Sludge comes in many forms and is everywhere in government.
Sludge often comes from a well-meaning place—trying to prevent fraud, for example—but it often results in administrative burdens or frictions that prevent people from getting what they need to make their lives go better.
“It might be that it takes two months to get a permit or a license to do something,” he says. “It might be that there’s in-person interview requirements for a program but you have three kids at home and going somewhere is a real burden. It might be that there's a 20-page form that people don't understand and they give up. It might be that people have depression or anxiety and the sludge in the program makes them more anxious or more depressed. There’s a cruelty to it. And it’s soluble.”
In the book, Sunstein cites rapid reforms adopted during the COVID-19 pandemic as an example of how governments can tackle these problems. Practically overnight, agencies made it easier for people to access food benefits, income supports, telehealth, and other services, waging an impromptu “war on sludge.”

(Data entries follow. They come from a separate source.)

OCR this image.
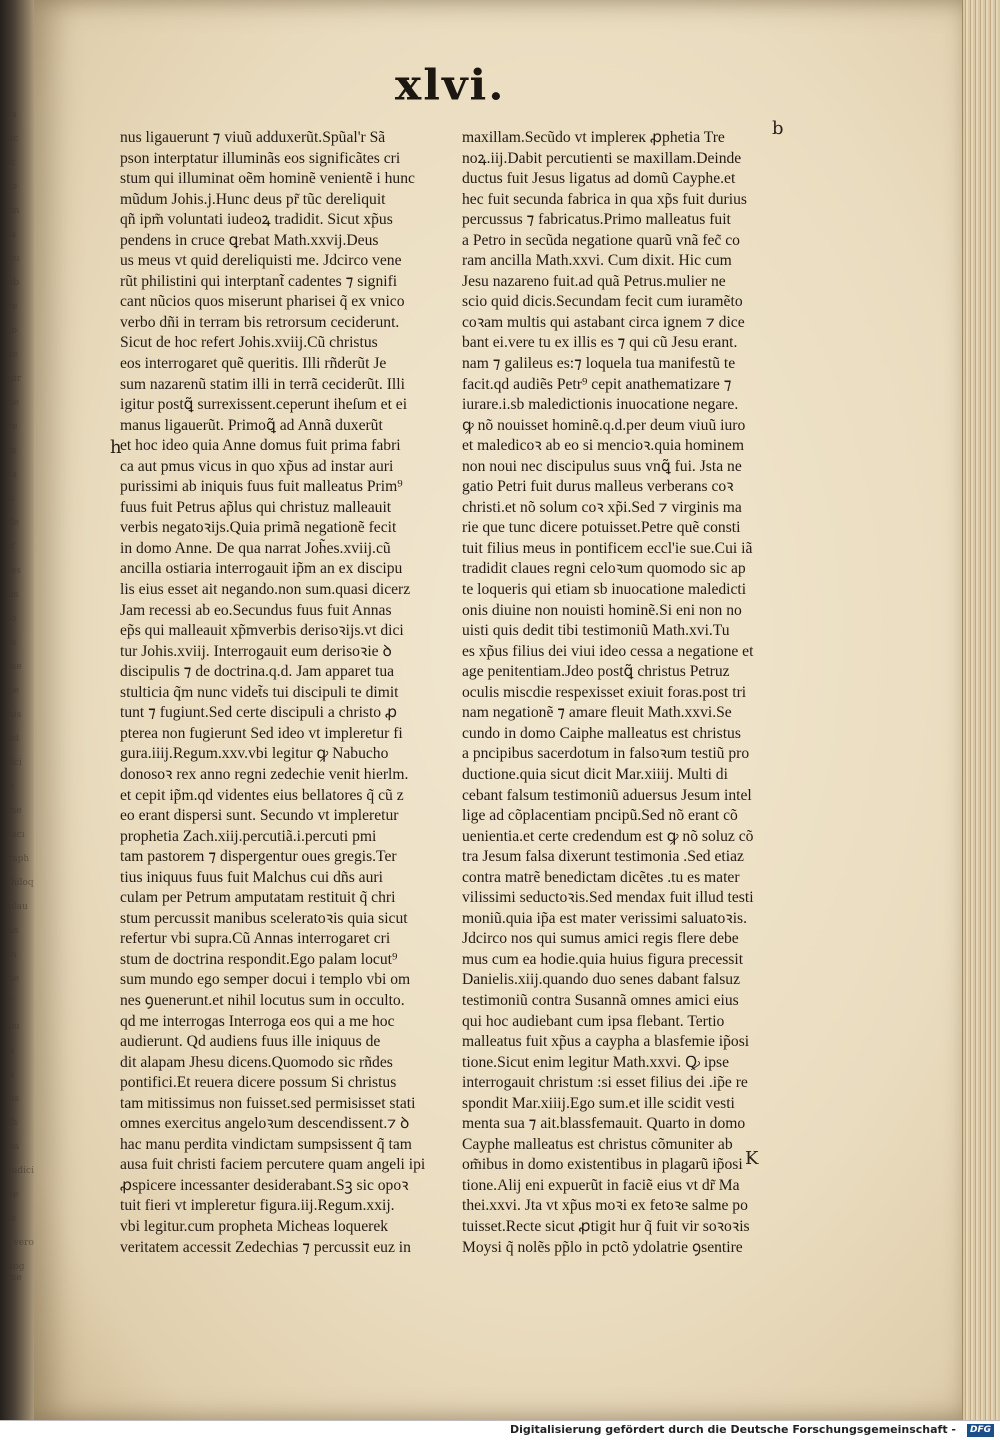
fa
ac
ic
to
im
ia
bu
ab
re
Jo
se
gir
ne
re
m
ta
n
de
d'
ies
lis
io
m
me
pe
nis
ad
fici
n
me
facı
raph
ihiloq
plau
us
in
ne
f
pu
n
n
tis
th
na
Judici
ve
ie
i vero
eog me
xlvi.
nus ligauerunt ⁊ viuũ adduxerũt.Spũal'r Sã
pson interptatur illuminãs eos significãtes cri
stum qui illuminat oẽm hominẽ venientẽ i hunc
mũdum Johis.j.Hunc deus pr̃ tũc dereliquit
qñ ipm̃ voluntati iudeoꝝ tradidit. Sicut xp̃us
pendens in cruce ꝗrebat Math.xxvij.Deus
us meus vt quid dereliquisti me. Jdcirco vene
rũt philistini qui interptant̃ cadentes ⁊ signifi
cant nũcios quos miserunt pharisei q̃ ex vnico
verbo dñi in terram bis retrorsum ceciderunt.
Sicut de hoc refert Johis.xviij.Cũ christus
eos interrogaret quẽ queritis. Illi rñderũt Je
sum nazarenũ statim illi in terrã ceciderũt. Illi
igitur postꝗ̃ surrexissent.ceperunt iheſum et ei
manus ligauerũt. Primoꝗ̃ ad Annã duxerũt
et hoc ideo quia Anne domus fuit prima fabri
ca aut pmus vicus in quo xp̃us ad instar auri
purissimi ab iniquis fuus fuit malleatus Prim⁹
fuus fuit Petrus ap̃lus qui christuz malleauit
verbis negatoꝛijs.Quia primã negationẽ fecit
in domo Anne. De qua narrat Joh̃es.xviij.cũ
ancilla ostiaria interrogauit ip̃m an ex discipu
lis eius esset ait negando.non sum.quasi dicerz
Jam recessi ab eo.Secundus fuus fuit Annas
ep̃s qui malleauit xp̃mverbis derisoꝛijs.vt dici
tur Johis.xviij. Interrogauit eum derisoꝛie ꝺ
discipulis ⁊ de doctrina.q.d. Jam apparet tua
stulticia q̃m nunc videt̃s tui discipuli te dimit
tunt ⁊ fugiunt.Sed certe discipuli a christo ꝓ
pterea non fugierunt Sed ideo vt impleretur fi
gura.iiij.Regum.xxv.vbi legitur ꝙ Nabucho
donosoꝛ rex anno regni zedechie venit hierlm.
et cepit ip̃m.qd videntes eius bellatores q̃ cũ z
eo erant dispersi sunt. Secundo vt impleretur
prophetia Zach.xiij.percutiã.i.percuti pmi
tam pastorem ⁊ dispergentur oues gregis.Ter
tius iniquus fuus fuit Malchus cui dñs auri
culam per Petrum amputatam restituit q̃ chri
stum percussit manibus sceleratoꝛis quia sicut
refertur vbi supra.Cũ Annas interrogaret cri
stum de doctrina respondit.Ego palam locut⁹
sum mundo ego semper docui i templo vbi om
nes ꝯuenerunt.et nihil locutus sum in occulto.
qd me interrogas Interroga eos qui a me hoc
audierunt. Qd audiens fuus ille iniquus de
dit alapam Jhesu dicens.Quomodo sic rñdes
pontifici.Et reuera dicere possum Si christus
tam mitissimus non fuisset.sed permisisset stati
omnes exercitus angeloꝛum descendissent.⁊ ꝺ
hac manu perdita vindictam sumpsissent q̃ tam
ausa fuit christi faciem percutere quam angeli ipi
ꝓspicere incessanter desiderabant.Sꝫ sic opoꝛ
tuit fieri vt impleretur figura.iij.Regum.xxij.
vbi legitur.cum propheta Micheas loquerek
veritatem accessit Zedechias ⁊ percussit euz in
maxillam.Secũdo vt implereĸ ꝓphetia Tre
noꝝ.iij.Dabit percutienti se maxillam.Deinde
ductus fuit Jesus ligatus ad domũ Cayphe.et
hec fuit secunda fabrica in qua xp̃s fuit durius
percussus ⁊ fabricatus.Primo malleatus fuit
a Petro in secũda negatione quarũ vnã fec̃ co
ram ancilla Math.xxvi. Cum dixit. Hic cum
Jesu nazareno fuit.ad quã Petrus.mulier ne
scio quid dicis.Secundam fecit cum iuramẽto
coꝛam multis qui astabant circa ignem ⁊ dice
bant ei.vere tu ex illis es ⁊ qui cũ Jesu erant.
nam ⁊ galileus es:⁊ loquela tua manifestũ te
facit.qd audiẽs Petr⁹ cepit anathematizare ⁊
iurare.i.sb maledictionis inuocatione negare.
ꝙ nõ nouisset hominẽ.q.d.per deum viuũ iuro
et maledicoꝛ ab eo si mencioꝛ.quia hominem
non noui nec discipulus suus vnꝗ̃ fui. Jsta ne
gatio Petri fuit durus malleus verberans coꝛ
christi.et nõ solum coꝛ xp̃i.Sed ⁊ virginis ma
rie que tunc dicere potuisset.Petre quẽ consti
tuit filius meus in pontificem eccl'ie sue.Cui iã
tradidit claues regni celoꝛum quomodo sic ap
te loqueris qui etiam sb inuocatione maledicti
onis diuine non nouisti hominẽ.Si eni non no
uisti quis dedit tibi testimoniũ Math.xvi.Tu
es xp̃us filius dei viui ideo cessa a negatione et
age penitentiam.Jdeo postꝗ̃ christus Petruz
oculis miscdie respexisset exiuit foras.post tri
nam negationẽ ⁊ amare fleuit Math.xxvi.Se
cundo in domo Caiphe malleatus est christus
a pncipibus sacerdotum in falsoꝛum testiũ pro
ductione.quia sicut dicit Mar.xiiij. Multi di
cebant falsum testimoniũ aduersus Jesum intel
lige ad cõplacentiam pncipũ.Sed nõ erant cõ
uenientia.et certe credendum est ꝙ nõ soluz cõ
tra Jesum falsa dixerunt testimonia .Sed etiaz
contra matrẽ benedictam dicẽtes .tu es mater
vilissimi seductoꝛis.Sed mendax fuit illud testi
moniũ.quia ip̃a est mater verissimi saluatoꝛis.
Jdcirco nos qui sumus amici regis flere debe
mus cum ea hodie.quia huius figura precessit
Danielis.xiij.quando duo senes dabant falsuz
testimoniũ contra Susannã omnes amici eius
qui hoc audiebant cum ipsa flebant. Tertio
malleatus fuit xp̃us a caypha a blasfemie ip̃osi
tione.Sicut enim legitur Math.xxvi. Ꝙ ipse
interrogauit christum :si esset filius dei .ip̃e re
spondit Mar.xiiij.Ego sum.et ille scidit vesti
menta sua ⁊ ait.blassfemauit. Quarto in domo
Cayphe malleatus est christus cõmuniter ab
om̃ibus in domo existentibus in plagarũ ip̃osi
tione.Alij eni expuerũt in faciẽ eius vt dr̃ Ma
thei.xxvi. Jta vt xp̃us moꝛi ex fetoꝛe salme po
tuisset.Recte sicut ꝓtigit hur q̃ fuit vir soꝛoꝛis
Moysi q̃ nolẽs pp̃lo in pctõ ydolatrie ꝯsentire
h
b
K
Digitalisierung gefördert durch die Deutsche Forschungsgemeinschaft -	DFG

There are lots of ways to get rid of sludge.
When asked how local governments can make progress, Sunstein ticks off an immediate to-do list: “First, use electronic rather than paper filing. Second, use electronic rather than in-person interview requirements. Third, require annual reporting rather than quarterly reporting. Fourth, require renewals every 580 days rather than every 120 days. Fifth, have people answer three questions rather than 40 questions. Sixth, have them answer no questions rather than three questions—because they’re automatically enrolled. Seventh, pre-populate forms—so when you go to renew your dog license, we know your dog's name, age, gender, and it goes like that.”
Sunstein says it’s imperative that as cities add new requirements to receive benefits or services, they look at what others can be removed. You don’t want people getting benefits they’re not entitled to. But you also want it to be as easy as possible for those who are eligible for benefits to get them.
One example he cites in his book is West Sacramento, Calif., which has begun automatically admitting high school graduates to the local community college—and offering them a $200 scholarship—making it as simple to go from high school to college as it is to progress from grade to grade.
Digital transformation is a powerful tool, not a cure all.
While digital tools can help clear administrative hurdles, Sunstein says tech should only be one part of a broader strategy. He cautions that digital tools done wrong can actually add sludge to the system. “You can have a world that's digitally transformed that's a nightmare where, if you forget your grandparent’s middle name, the system is going to be very unhappy with you,” he says.
It's easy to encounter the same pitfalls in a digital world as in a non-digital one, he says. One way to address them is to ensure any new policy includes deliberate steps to simplify underlying processes. Another is to make sure changes in process come with corresponding changes in resources. For example, if a city no longer requires residents to show up in person to get a license, it should also make sure there’s sufficient staffing that it doesn’t take weeks or months for the license to be delivered.
Mayors need to make sludge reduction a priority.
Getting rid of the burdens that may inhibit access to programs should be on every mayor’s priority list, Sunstein says. One place to start is by conducting regular “sludge audits” to take stock of just how much administrative friction is getting in residents’ way and assessing whether those burdens are excessive.
He also thinks that, just as many governments have set up nudge units, it’s a good idea to consider creating dedicated sludge reduction teams. Once they’ve done that, “the leadership should ask for three initiatives that will make a meaningful difference in people's lives to be named within a month, and executed within 365 days.”
Reducing sludge, Sunstein says, is something residents will notice and appreciate. “The idea that a locality should make a sustained effort to reduce administrative burdens,” he says, “is thrilling from the standpoint of residents who are struggling, often in ways the city never intended.”